No entanto, o coordenador para as situações de emergência da Unicef na Ucrânia reconhece que o país eslavo se confronta com um grave “défice demográfico de natalidade” que já existia antes do início do conflito em 2014, com a anexação da Crimeia pela Rússia e a sublevação separatista no leste.
“Não têm nascido muitas crianças na Ucrânia. Hoje, uma grande parte dos homens estão na linha da frente, as mulheres ficam na retaguarda, existem muitas famílias que se separaram, e num ambiente pouco propício para a procriação.

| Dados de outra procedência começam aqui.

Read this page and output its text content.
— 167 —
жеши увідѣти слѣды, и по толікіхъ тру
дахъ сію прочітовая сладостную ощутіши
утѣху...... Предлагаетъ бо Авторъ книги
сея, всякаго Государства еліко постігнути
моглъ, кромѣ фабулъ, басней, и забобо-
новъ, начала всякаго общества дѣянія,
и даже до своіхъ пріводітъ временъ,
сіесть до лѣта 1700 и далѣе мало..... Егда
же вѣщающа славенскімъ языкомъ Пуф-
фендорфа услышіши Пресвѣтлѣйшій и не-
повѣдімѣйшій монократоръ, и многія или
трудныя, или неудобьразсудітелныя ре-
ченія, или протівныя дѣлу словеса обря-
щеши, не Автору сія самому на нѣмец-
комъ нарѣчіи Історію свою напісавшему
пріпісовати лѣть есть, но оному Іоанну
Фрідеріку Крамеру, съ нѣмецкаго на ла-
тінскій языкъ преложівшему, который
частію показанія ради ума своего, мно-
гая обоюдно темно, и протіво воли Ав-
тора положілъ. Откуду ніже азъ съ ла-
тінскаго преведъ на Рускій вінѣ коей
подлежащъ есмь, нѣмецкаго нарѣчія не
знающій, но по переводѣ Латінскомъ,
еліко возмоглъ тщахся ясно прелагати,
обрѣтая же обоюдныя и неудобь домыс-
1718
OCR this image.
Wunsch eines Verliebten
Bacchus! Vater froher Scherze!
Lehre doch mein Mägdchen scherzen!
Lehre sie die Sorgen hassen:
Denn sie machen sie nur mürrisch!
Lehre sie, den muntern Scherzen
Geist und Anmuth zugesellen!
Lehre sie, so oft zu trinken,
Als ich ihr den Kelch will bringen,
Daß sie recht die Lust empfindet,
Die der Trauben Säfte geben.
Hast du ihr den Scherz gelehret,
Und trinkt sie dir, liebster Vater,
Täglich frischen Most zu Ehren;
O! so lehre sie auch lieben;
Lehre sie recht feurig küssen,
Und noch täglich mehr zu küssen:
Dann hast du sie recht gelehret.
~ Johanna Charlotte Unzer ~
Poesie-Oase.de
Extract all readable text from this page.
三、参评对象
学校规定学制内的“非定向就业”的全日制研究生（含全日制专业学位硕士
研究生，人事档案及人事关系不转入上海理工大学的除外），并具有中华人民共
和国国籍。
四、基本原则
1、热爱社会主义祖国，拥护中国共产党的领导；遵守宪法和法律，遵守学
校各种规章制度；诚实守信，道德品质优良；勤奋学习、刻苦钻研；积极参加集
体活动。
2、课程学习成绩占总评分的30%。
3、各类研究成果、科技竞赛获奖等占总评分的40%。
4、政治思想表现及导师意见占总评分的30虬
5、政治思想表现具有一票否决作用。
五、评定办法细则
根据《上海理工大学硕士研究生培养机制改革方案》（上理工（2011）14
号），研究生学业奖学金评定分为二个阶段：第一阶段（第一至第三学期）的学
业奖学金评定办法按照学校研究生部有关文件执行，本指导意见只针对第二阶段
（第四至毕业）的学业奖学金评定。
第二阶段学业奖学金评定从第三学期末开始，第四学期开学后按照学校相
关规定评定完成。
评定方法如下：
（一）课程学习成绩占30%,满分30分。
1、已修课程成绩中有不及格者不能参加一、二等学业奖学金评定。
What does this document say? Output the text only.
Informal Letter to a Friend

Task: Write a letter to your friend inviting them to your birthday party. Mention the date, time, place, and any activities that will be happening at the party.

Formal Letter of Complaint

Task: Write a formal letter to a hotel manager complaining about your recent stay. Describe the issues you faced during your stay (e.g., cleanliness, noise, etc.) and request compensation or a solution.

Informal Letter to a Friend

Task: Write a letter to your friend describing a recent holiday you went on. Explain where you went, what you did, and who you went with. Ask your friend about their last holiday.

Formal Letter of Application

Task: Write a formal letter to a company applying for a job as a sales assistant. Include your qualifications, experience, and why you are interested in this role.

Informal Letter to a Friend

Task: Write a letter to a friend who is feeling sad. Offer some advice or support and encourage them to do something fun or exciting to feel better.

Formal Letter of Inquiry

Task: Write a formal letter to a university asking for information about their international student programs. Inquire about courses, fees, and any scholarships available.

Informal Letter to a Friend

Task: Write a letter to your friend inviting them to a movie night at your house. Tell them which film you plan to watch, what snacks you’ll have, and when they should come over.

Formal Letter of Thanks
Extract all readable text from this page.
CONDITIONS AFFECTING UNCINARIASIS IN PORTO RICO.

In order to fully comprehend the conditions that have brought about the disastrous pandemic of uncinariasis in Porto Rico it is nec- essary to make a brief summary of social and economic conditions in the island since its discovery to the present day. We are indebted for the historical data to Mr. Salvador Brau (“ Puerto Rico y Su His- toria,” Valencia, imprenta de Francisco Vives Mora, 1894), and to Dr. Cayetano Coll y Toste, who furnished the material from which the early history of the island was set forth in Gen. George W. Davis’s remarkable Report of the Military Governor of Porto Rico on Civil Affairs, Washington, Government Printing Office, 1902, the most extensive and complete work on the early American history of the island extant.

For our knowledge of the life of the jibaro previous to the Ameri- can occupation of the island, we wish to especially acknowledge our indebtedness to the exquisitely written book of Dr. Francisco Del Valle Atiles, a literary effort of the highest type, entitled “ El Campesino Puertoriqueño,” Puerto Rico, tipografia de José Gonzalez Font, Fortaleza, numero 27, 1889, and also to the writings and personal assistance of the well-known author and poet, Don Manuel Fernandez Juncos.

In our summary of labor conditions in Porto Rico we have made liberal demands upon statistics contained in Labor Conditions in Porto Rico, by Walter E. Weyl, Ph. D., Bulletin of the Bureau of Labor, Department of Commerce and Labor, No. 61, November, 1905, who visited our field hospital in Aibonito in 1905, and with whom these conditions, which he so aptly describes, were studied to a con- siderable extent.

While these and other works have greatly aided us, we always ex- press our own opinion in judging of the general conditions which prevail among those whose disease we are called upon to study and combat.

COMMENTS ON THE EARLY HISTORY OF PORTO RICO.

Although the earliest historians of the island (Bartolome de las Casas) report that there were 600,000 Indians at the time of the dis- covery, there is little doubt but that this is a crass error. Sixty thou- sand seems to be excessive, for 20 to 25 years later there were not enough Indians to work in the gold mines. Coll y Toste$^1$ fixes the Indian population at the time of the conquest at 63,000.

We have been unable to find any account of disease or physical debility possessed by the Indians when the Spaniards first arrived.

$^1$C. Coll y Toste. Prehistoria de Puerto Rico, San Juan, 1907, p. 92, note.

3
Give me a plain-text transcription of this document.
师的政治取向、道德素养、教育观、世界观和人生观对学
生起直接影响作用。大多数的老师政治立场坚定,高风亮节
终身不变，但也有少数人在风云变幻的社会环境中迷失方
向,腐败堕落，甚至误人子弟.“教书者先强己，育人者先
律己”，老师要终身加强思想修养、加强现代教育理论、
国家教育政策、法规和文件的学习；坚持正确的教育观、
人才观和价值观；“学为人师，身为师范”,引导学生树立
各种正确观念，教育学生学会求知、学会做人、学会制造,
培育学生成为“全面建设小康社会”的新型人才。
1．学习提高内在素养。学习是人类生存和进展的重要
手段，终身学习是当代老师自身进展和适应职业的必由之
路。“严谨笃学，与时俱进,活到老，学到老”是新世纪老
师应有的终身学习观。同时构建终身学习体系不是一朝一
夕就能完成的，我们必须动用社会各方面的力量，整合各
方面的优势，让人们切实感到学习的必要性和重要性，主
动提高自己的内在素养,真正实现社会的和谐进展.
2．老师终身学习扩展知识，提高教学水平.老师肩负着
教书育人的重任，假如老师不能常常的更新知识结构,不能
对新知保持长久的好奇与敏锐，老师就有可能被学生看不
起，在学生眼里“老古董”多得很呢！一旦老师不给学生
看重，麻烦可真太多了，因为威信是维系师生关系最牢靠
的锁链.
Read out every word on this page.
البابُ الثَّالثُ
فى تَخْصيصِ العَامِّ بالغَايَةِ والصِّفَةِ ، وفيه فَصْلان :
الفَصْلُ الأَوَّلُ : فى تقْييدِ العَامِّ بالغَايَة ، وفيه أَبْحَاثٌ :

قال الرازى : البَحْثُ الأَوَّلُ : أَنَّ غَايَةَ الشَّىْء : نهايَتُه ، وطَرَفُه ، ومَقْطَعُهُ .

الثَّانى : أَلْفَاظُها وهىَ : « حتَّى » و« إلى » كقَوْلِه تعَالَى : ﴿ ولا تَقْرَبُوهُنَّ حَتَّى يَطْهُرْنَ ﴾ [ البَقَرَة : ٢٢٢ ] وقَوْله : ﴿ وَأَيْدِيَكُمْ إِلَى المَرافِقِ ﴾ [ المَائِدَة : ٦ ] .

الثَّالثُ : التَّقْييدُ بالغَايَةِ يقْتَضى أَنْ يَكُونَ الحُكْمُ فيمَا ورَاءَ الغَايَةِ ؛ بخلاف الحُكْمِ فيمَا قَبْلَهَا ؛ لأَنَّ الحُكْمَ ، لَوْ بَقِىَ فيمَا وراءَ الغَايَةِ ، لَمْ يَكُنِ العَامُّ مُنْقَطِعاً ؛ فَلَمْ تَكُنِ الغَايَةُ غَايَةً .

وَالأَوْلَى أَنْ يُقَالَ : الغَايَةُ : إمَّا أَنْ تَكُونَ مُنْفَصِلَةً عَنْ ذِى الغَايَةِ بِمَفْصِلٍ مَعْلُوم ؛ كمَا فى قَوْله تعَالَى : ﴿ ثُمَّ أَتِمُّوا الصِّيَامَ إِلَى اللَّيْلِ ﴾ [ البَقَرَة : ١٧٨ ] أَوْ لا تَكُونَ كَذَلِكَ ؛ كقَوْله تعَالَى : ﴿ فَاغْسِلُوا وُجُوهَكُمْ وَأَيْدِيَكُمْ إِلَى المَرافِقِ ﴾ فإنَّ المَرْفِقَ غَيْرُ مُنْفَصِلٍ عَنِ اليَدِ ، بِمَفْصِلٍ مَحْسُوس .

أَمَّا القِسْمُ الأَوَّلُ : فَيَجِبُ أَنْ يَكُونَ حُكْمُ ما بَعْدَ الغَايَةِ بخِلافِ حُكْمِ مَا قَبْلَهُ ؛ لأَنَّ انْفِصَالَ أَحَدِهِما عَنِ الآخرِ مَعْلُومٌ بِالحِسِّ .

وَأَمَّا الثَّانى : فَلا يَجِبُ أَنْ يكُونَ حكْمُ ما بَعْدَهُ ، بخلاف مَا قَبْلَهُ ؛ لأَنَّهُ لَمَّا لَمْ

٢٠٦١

Mas na Unicef tentamos trabalhar para que a Ucrânia do futuro seja um local propício à criança e à infância, e quando nos envolvemos na renovação de escolas e outras atividades”.
A Unicef possui uma equipa de 300 colaboradores no terreno, distribuídos pelo gabinete central em Kiev, e ainda gabinetes em Lviv, Odessa, Mikholaiv, Poltava, Kharkiv, ou Dnipro, com capacidade para fornecer diversos recursos, mas sem representação nas regiões do país controladas pelos separatistas russófonos e tropas russas, e entretanto anexadas.
Em 30 de setembro de 2022, e no decurso de uma cerimónia em Moscovo presidida por Putin e na presença dos dirigentes dos oblasts [províncias] de Donetsk, Kherson, Lugansk e Zaporijia (leste da Ucrânia), foi formalizada a sua anexação pela Rússia, sem reconhecimento internacional.
“A Unicef tem colegas e parceiros nas regiões separatistas do leste ucraniano”, precisou o coordenador para as situações de emergência.
“Mas não é uma situação fácil, as condições não são as ideais para trabalhar. O nosso objetivo é na base da neutralidade dos imperativos humanitários, o nosso objetivo consiste em abranger todas as crianças ucranianas, onde quer que estejam. Com os nossos parceiros, devemos encontrar a forma de poder fazer esse trabalho. Uma situação difícil, mas a Unicef tem programas para as zonas que estão ocupadas”, assegurou.
A ofensiva militar russa no território ucraniano, desencadeada em 24 de fevereiro de 2022, mergulhou a Europa naquela que é considerada a crise de segurança mais grave desde a Segunda Guerra Mundial (1939-1945).
Os aliados ocidentais da Ucrânia têm fornecido armas a Kiev e aprovado sucessivos pacotes de sanções contra interesses russos para tentar diminuir a capacidade de Moscovo de financiar o esforço de guerra.